Stepwise Diagnostic Approach

  1. Verify image authenticity: Confirm deployment used the FortiGate-labeled VM package, not FortiFirewall.
  2. Inspect serial number: Execute get system status and validate the FGVMEV prefix.
  3. Check resource allocation: Use diagnose debug vm-print-license to compare assigned CPU, memory, and interfaces against evaluation limits.
  4. Test connectivity: Ping FortiGuard domains and verify DNS resolution from the VM console.
  5. Manual license fallback: Download the .lic file from FortiCare and upload via WebGUI or execute license upload CLI command.
  6. Debug activation flow: Enable diagnostic logging with diagnose debug enable and diagnose debug application update -1 before retrying execute update-now.

Browser and Cache Considerations

WebGUI-based activation can fail due to client-side caching. Accessing the license upload page in an incognito window or alternate browser eliminates session corruption as a variable. This simple step resolves intermittent activation failures unrelated to backend licensing logic.

Frequently Asked Questions

Why does my FortiGate VM show "invalid product model" during license activation?
This error typically indicates deployment of the FortiFirewall VM image instead of the FortiGate package. The licensing server rejects the request because the embedded product identifier does not match evaluation entitlements. Redeploy using the explicitly labeled FortiGate VM image.

Can I use the same FortiCare account for multiple evaluation VMs?
No. Fortinet restricts evaluation licensing to one VM per FortiCare account. Attempting additional activations under the same credentials triggers error codes 60 or 61. Use separate accounts or pursue permanent evaluation licensing where available.

What should I do if my VM generates the serial number FGVMEV0000000000?
This placeholder serial indicates a hypervisor compatibility issue, commonly observed with VirtualBox.
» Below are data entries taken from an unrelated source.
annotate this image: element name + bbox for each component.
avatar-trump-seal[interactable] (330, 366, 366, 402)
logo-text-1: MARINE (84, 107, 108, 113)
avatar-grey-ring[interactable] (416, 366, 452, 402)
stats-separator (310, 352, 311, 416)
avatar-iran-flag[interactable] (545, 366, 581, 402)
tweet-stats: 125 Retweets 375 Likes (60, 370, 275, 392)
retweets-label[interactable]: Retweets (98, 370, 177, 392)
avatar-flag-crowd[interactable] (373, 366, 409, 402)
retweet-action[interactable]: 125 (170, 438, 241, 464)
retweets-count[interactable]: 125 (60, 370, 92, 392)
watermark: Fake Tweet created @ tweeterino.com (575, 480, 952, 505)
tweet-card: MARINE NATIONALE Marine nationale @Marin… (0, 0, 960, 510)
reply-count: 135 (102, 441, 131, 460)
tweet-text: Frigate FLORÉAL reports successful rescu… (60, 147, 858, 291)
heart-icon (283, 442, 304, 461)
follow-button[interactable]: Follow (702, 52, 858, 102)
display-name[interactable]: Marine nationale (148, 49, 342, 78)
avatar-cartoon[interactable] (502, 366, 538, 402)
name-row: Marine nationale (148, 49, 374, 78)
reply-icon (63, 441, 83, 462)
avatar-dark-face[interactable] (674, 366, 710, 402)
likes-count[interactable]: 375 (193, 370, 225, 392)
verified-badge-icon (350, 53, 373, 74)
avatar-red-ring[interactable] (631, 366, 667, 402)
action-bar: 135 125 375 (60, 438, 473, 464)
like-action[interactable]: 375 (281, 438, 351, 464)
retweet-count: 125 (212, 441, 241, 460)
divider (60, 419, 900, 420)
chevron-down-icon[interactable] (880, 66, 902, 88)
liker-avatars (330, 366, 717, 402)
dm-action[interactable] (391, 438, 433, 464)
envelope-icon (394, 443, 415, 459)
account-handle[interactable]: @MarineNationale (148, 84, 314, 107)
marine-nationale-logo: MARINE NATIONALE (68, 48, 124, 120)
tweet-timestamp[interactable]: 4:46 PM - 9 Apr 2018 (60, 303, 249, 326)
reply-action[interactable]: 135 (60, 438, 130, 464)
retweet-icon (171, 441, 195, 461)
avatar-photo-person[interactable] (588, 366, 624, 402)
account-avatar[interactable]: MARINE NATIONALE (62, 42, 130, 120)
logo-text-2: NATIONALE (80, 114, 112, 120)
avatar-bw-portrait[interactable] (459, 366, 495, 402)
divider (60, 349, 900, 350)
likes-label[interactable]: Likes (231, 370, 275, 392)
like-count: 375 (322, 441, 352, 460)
Redeploy the VM on VMware ESXi or Workstation, or manually generate and upload a license file via the FortiCare portal using the VM's reported hardware identifiers.

Do evaluation licenses support dynamic routing protocols?
Technically yes, but with caveats. Permanent evaluation licenses limit configurations to three routes total. While OSPF or BGP may initialize, exceeding route limits violates evaluation terms and may trigger license invalidation. Use static routes for compliant testing.

How can I verify whether my evaluation license activated successfully?
Execute get system status and confirm "License Status: Valid." Additionally, diagnose debug vm-print-license should display resource allocations matching your VM configuration and a Model: EVAL designation. Successful activation also grants access to the full WebGUI beyond the license upload page.